Flip flopped orchestra?


Last night while listening to an LP of "1812 Overture" I've owned since the 70's and heard countless times, I was struck by how crappy it sounded (RCA/Victor red label), and that the violins were on the right side of the sound field, and the cellos and basses were on the left! Imagine my dismay! After all these years I JUST noticed? Huh?! Anyone else ever notice something similar? Could this have anything to do with the often discussed polarity/phase issue?

Robert
rbloom659
I remember this question being ask years ago and the answer then was that sometimes the musicians were arranged in this manner. Or the channels could have been switched in the recording process or in your system. No way to tell.
I do have some records with musicians arranged in really odd manner. Most of these are Jazz LPs. One (I don't recall which - I think it's Bill Evans LP) has the drummer on the far right - beyond the right speaker.
Just to be sure (because there was a recent post by someone with the same observation on a recording he was listening to), you didn't happen to be recently re-wiring your system and reversed the left and right channel interconnects by mistake, did you (which is what that poster did)?
My friend has a Harmon Kardon Citation-2 and there is a stereo reverse switch for exactly these scenarios.
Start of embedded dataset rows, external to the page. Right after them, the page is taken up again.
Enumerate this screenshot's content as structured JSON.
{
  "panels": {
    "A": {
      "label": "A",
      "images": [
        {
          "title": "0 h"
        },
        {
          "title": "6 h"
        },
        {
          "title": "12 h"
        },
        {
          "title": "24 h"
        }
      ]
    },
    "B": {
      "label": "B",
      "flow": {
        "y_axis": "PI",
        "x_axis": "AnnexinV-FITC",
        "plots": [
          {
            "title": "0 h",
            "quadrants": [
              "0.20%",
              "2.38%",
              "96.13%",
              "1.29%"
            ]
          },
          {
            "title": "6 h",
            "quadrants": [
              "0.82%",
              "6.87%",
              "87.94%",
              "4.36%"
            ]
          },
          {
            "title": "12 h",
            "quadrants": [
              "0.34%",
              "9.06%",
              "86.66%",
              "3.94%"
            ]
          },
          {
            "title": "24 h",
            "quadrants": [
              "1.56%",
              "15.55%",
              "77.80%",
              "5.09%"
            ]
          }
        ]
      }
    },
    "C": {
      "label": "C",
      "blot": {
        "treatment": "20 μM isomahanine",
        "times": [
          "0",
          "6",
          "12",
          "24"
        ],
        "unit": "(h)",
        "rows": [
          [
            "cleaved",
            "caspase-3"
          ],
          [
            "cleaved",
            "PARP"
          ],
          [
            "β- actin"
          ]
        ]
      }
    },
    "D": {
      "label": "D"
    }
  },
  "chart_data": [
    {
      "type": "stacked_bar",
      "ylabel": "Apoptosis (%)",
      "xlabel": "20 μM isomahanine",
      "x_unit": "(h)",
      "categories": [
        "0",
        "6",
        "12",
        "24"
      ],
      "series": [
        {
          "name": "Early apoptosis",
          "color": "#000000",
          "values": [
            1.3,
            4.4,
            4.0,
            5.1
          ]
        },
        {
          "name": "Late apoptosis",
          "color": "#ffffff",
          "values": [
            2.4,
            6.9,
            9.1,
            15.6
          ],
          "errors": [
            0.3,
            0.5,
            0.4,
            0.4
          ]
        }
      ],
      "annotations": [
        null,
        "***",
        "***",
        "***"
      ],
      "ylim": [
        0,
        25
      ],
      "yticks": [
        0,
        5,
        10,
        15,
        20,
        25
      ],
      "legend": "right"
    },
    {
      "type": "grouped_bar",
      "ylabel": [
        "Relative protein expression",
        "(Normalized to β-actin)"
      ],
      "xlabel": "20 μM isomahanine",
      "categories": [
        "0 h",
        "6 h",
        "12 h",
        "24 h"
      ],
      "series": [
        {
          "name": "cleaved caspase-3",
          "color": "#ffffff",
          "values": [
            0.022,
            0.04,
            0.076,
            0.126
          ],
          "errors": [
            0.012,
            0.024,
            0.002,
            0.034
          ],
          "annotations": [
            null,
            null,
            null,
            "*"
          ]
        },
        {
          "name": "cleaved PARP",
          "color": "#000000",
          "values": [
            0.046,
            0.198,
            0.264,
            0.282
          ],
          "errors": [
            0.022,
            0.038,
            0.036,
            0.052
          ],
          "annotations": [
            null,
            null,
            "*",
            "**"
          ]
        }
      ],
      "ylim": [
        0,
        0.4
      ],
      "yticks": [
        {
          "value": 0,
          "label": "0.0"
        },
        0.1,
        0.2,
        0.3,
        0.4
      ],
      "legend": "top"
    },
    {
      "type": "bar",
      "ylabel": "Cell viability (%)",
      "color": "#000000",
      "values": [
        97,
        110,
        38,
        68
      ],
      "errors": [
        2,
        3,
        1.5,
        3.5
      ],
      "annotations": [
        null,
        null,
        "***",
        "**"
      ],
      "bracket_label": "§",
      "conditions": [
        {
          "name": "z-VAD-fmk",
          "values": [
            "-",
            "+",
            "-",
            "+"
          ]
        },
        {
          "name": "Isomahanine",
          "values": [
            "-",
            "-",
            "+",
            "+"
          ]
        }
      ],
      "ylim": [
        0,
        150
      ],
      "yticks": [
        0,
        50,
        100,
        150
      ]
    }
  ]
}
Welcome at the high end audio! This is the stuff you will from now on be exposed to every time you listen to recordings from different labels,times and productions.....have fun!
Many engineers haven't got a clue about the sound field. They just start in with the panpots without any regard for reality. One of my favorite sonic presentations is on the
Tsuyoshi Yamamoto Trio "Midnight Sugar" record. Aside from his awful playing, the listener feels like he's sticking his head up through a hole cut in the soundboard of the piano. There should be a law. Then again, I believe most listeners have no idea what real acoustic instruments sound like in real space, so it really doesn't matter.
To compound the issue some conductors in the old days moved the instruments around based on hall acoustics. eg Stokowski was well known to swap orchestra sections such as brass from one side to the other in some concert halls.